In a 2011 blog post titled How to Murder Your Husband, Nancy Brophy wrote that a wife who wants to get away with mariticide needs to be “organised, ruthless and very clever,” per The New York Times.
She added that there would be no point in spending time in jail as the killing should be able to set the killer free.
Seven years after that detailed write-up, her husband, Daniel Brophy, was brutally murdered.
Over to The Citizen:
Crampton Brophy, whose “Wrong Never Felt So Right” series of novels include The Wrong Husband and The Wrong Lover, stands accused of shooting Daniel Brophy [twice!], using a gun whose now-missing barrel she bought on eBay.
Prosecutors say the 71-year-old writer was struggling to make payments on her mortgage, but kept up multiple life assurance policies that would pay out a total of $1.4 million in the event of her husband’s demise.
On the stand this week, Brophy said that she does “better with Dan alive financially than I do with Dan dead”:
And yet, he was left to bleed out on the kitchen floor of the Portland culinary institute where he was arriving for work on a sunny June morning in 2018.
Prosecutors are building a case based on her writings to prove that she “killed her husband with the same type of brutal cunning she once speculated would be necessary to evade conviction and reap the rewards”.
This includes compiling gun components bought over time on eBay to avoid leaving a trace, attacking when no cameras or witnesses were present, and hastily collecting all the life insurance policies within days of her husband’s death.

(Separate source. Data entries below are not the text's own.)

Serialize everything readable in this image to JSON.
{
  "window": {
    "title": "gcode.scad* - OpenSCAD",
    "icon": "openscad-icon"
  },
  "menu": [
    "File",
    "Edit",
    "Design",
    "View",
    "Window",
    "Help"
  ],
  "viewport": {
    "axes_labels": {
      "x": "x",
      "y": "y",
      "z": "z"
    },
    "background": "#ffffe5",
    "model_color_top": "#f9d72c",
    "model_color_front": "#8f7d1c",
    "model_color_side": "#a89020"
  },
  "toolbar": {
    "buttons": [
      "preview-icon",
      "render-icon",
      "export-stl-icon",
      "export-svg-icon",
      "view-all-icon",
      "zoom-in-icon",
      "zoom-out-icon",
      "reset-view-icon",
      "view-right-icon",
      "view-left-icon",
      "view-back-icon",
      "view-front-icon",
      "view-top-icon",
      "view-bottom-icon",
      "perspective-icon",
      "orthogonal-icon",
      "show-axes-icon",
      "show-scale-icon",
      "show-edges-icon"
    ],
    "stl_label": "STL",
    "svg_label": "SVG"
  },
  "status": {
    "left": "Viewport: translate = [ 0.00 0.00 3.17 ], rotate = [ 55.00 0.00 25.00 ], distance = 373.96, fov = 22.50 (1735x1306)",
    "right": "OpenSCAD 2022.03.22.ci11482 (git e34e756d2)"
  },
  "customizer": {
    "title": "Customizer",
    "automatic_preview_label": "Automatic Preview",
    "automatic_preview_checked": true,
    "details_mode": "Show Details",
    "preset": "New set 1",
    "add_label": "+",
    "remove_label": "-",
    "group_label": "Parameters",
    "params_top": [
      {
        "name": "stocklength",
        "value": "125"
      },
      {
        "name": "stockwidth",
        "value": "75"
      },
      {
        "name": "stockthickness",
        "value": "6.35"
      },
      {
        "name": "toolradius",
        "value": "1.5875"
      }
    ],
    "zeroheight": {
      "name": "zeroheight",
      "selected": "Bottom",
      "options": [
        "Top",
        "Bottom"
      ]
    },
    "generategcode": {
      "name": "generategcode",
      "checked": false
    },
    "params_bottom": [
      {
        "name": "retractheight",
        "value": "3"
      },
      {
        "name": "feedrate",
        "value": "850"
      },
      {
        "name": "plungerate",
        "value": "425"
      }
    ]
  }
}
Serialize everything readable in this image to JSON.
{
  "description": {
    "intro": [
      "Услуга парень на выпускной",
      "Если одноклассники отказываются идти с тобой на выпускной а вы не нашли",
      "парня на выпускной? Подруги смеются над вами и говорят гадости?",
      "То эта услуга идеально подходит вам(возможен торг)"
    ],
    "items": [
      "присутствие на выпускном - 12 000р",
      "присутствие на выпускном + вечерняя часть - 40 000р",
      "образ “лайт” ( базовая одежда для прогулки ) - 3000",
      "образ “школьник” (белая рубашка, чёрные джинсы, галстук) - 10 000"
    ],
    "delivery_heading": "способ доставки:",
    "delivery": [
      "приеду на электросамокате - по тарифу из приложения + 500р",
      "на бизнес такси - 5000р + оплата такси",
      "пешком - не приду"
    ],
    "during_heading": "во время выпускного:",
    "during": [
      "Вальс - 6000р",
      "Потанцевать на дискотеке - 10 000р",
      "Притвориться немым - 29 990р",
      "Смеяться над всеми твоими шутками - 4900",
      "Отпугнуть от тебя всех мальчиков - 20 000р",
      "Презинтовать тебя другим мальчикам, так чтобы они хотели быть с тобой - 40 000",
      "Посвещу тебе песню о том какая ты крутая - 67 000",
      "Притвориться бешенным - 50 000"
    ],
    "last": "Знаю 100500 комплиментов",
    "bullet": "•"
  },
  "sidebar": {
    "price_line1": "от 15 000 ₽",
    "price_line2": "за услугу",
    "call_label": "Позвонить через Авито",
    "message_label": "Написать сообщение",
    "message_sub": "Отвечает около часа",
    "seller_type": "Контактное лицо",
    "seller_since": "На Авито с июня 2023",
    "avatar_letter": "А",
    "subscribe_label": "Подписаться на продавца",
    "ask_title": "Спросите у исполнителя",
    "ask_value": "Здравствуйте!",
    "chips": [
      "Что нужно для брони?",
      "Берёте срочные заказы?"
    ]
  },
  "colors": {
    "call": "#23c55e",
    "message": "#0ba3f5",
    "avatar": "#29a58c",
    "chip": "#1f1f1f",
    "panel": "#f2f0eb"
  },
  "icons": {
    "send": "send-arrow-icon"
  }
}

Their relationship, which began in the 1990s, didn’t seem to have much strife, bar perhaps some financial issues:
“Where is the motivation I would ask you? An editor would laugh and say, ‘I think you need to work harder on this story, you have a big hole in it.’”
Besides facing possible financial ruin, she had continued to pay into 10 separate life insurance policies before her husband’s death.
Brophy had initially stated that she was still in bed at the time that her husband was murdered, but prosecutor Shawn Overstreet revealed security camera footage had captured her minivan outside the murder site at the exact time of the crime:
“You were there at the same time that someone happens to be shooting your husband… with the exact type of gun that you own and which is now mysteriously missing,” he said.
…Investigators say the barrel from the Glock handgun used in the slaying was purchased by the suspect on eBay. That barrel – which would contain damning forensic clues – has never been recovered, despite an exhaustive police search.
She immediately claimed a degree of amnesia (typical of her novels and short stories), suggesting that she might have been driving in the area to get “inspiration for a story”:
“This is not a man I would have shot because I had a memory issue. It seems to me if I had shot him, I would know every detail.”
That’s not convincing, ma’am.
Lest we forget that you are the same woman who wrote how “every one of us have [murder] in him/her when pushed far enough”.